Marc Andresseen said in a recent interview that the biggest guiding significance of the browser war is that Unix finally defeated all proper server OS, and SUN's $100 billion was finally reduced to zero. The open source model will make the model layer pipelined. The final value is in the application layer, workflow capture - return to migration costs and network effects
I ignored the real practical effect of long context.
Gemini 2.5 pro gave me a glimpse, it turns out that long context is really so useful. The RAG/enterprise knowledge base that the industry has been talking about for three years is all nonsense, because the model can only use a little bit of context at runtime, and it can't achieve the effect that the sales said. (Many times the boss of a large SaaS company is the biggest BS sales)

However, after the latest 1m token context real usable model came out, throwing 30 documents and talking again is a completely different product.

In fact, Eric Schmidt made it very clear in his Stanford speech last year, which was less hallucination, longer context, more available multi-modal and multi-agency. The path was laid out very early. But it was only when the model was actually developed that I realized it. I was really slow to realize it!
Reflection: What will the C-end experience be like if I ignore the fast and long contexts, including fewer hallucinations?

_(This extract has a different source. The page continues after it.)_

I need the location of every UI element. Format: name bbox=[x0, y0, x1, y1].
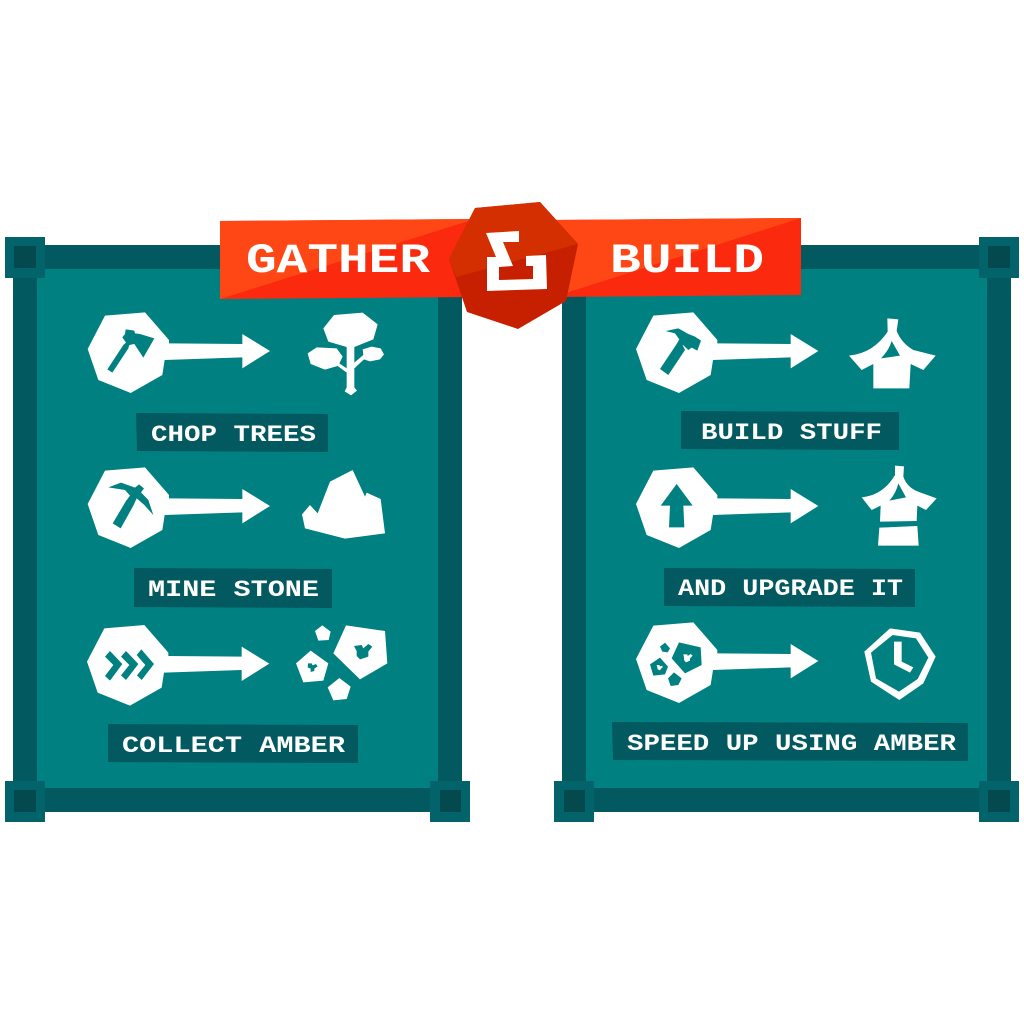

Why did I make such a mistake?

The micro-perception of model practitioners: Many product requirements written in PRD are actually meaningless, because it is difficult to determine whether the model can be made based on the product requirement description.

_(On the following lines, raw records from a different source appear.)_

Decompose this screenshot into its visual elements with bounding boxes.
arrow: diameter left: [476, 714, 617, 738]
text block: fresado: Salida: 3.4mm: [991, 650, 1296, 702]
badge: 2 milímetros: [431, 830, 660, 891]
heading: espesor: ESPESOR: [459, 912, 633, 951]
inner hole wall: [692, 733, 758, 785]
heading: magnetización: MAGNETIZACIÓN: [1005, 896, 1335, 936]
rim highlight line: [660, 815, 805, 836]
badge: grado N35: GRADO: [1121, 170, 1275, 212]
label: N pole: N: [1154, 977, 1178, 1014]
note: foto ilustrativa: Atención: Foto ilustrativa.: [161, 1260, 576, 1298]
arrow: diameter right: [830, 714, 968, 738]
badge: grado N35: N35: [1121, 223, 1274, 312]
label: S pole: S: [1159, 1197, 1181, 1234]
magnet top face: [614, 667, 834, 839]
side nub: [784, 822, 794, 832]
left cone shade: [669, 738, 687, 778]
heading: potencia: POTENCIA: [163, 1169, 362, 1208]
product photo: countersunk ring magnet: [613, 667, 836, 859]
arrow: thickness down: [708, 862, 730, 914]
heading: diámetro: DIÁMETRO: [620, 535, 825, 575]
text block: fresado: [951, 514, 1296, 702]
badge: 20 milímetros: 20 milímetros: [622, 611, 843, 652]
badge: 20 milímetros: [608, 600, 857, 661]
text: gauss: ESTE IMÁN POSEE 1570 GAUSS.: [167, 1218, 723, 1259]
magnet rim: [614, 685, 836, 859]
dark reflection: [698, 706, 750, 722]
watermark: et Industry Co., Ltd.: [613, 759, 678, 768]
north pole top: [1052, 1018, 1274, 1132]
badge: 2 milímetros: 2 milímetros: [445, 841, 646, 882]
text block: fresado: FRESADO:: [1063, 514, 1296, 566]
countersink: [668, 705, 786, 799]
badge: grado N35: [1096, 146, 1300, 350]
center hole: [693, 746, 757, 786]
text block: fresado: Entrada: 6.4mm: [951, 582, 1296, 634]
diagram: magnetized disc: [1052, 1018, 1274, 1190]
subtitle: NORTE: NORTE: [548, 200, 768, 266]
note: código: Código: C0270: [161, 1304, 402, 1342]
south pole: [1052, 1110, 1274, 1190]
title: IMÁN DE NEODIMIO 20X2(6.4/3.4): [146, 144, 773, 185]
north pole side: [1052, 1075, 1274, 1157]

For example, if you want the model to call relevant documents in the enterprise knowledge base to give suggestions, the effect/speed/cost will be greatly different depending on the model and context length, RAG or all the documents .

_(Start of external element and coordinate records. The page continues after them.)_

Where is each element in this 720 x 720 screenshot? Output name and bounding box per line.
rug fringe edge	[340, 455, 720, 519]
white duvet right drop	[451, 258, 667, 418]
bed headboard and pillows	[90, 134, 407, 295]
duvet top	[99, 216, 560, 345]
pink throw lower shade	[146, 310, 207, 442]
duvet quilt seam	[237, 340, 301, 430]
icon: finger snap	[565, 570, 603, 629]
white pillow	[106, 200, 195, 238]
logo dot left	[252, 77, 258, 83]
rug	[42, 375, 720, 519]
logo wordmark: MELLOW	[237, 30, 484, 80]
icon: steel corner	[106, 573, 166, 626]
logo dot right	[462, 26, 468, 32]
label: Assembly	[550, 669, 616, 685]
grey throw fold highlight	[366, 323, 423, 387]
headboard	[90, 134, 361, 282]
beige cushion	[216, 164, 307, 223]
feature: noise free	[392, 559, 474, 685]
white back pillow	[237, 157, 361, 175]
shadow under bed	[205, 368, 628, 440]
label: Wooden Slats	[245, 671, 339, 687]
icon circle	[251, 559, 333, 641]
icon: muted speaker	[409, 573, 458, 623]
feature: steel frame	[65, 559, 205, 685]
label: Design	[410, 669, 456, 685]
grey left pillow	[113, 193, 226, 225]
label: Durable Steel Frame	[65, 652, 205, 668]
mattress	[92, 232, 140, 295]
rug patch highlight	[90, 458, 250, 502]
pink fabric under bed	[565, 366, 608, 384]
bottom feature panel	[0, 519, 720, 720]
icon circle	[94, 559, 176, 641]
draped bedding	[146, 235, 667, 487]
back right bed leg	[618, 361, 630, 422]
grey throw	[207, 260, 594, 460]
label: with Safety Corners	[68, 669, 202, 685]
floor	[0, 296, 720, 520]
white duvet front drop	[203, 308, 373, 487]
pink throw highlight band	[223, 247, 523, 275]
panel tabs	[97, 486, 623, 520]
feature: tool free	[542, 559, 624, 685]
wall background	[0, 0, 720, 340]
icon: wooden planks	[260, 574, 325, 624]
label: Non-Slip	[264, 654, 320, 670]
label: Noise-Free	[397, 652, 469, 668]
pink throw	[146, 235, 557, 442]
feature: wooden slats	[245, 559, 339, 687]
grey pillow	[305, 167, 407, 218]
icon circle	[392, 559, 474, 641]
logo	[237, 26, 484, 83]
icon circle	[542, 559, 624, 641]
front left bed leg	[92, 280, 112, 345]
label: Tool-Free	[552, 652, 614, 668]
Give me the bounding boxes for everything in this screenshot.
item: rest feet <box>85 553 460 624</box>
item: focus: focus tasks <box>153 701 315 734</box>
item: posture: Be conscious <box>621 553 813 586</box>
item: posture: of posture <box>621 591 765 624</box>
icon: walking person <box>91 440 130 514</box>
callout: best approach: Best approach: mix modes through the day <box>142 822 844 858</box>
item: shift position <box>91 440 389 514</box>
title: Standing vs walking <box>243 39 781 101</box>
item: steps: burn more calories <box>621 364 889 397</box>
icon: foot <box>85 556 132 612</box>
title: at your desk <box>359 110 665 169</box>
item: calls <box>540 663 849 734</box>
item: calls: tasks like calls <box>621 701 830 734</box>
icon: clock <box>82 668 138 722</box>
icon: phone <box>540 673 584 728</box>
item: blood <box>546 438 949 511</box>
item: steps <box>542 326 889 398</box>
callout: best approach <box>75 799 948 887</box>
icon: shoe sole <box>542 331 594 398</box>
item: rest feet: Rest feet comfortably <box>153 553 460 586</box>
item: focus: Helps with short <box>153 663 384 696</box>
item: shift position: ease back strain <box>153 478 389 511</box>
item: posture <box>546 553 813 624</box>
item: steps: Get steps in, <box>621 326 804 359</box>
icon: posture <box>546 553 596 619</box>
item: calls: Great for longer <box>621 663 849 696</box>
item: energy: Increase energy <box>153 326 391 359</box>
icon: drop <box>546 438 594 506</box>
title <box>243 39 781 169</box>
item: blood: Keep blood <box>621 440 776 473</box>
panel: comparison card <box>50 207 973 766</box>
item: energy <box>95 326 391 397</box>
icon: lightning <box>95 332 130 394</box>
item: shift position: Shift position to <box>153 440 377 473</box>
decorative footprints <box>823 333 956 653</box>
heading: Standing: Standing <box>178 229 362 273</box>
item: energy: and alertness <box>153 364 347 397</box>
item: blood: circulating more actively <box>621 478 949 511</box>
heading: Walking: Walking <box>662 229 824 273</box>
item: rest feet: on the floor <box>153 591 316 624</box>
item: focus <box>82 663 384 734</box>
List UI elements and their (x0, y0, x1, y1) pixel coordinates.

So it is meaningless for a product manager to write such a requirement. How to solve this problem? I can only think of playing around with it more, and then doing a lot of ab experiments, and when doing experiments, there must be strict restrictions on the base model and prompt parameters. For example, if a feature does not work, it may not be because the PRD does not work. Maybe changing to a larger base model will make it work.

In fact, Zhang Yueguang has told us about this before. The difference between Miaoya Camera and all other similar photo studios is the model capability. Keywords: real, like, beautiful. The same is true for DeepSeek. C-end product managers need to make great strides to improve their cognitive models. Many times, the biggest positive benefits are in adjusting the model, how to call and use it, rather than in UI/UX. Models are superpowers and the source of power.

Similarly, the work of investors is also difficult. I have observed that investors often focus on product positioning, traffic and interaction, but in fact they still need to look at the C-end experience variables brought by fast/long/smart. The investor I admire most is Yuri Milner. He is the only one among these big bosses who sat with me and played with the product hand in hand, asking me about the details of screen delay. Everyone will look at 30-day retention, user interview summary, and TAM, but how many people will play with it themselves? There are 10 mobile Internet companies in China and the United States that have reached 100 billion US dollars, and he has invested in 7 of them.
Learning from History in the Age of Recommendation Algorithms
The last one standing will win. The strongest product is the UGC short content ecosystem that can maximize the power of the recommendation algorithm. The same may be true in the AI era. The product that maximizes the superpowers of the model will win.

Sundar Pichai's latest thinking is to do only one thing: to make the best model, scenario, and business model. It is a great wisdom to manage 200,000 people and focus on only one thing.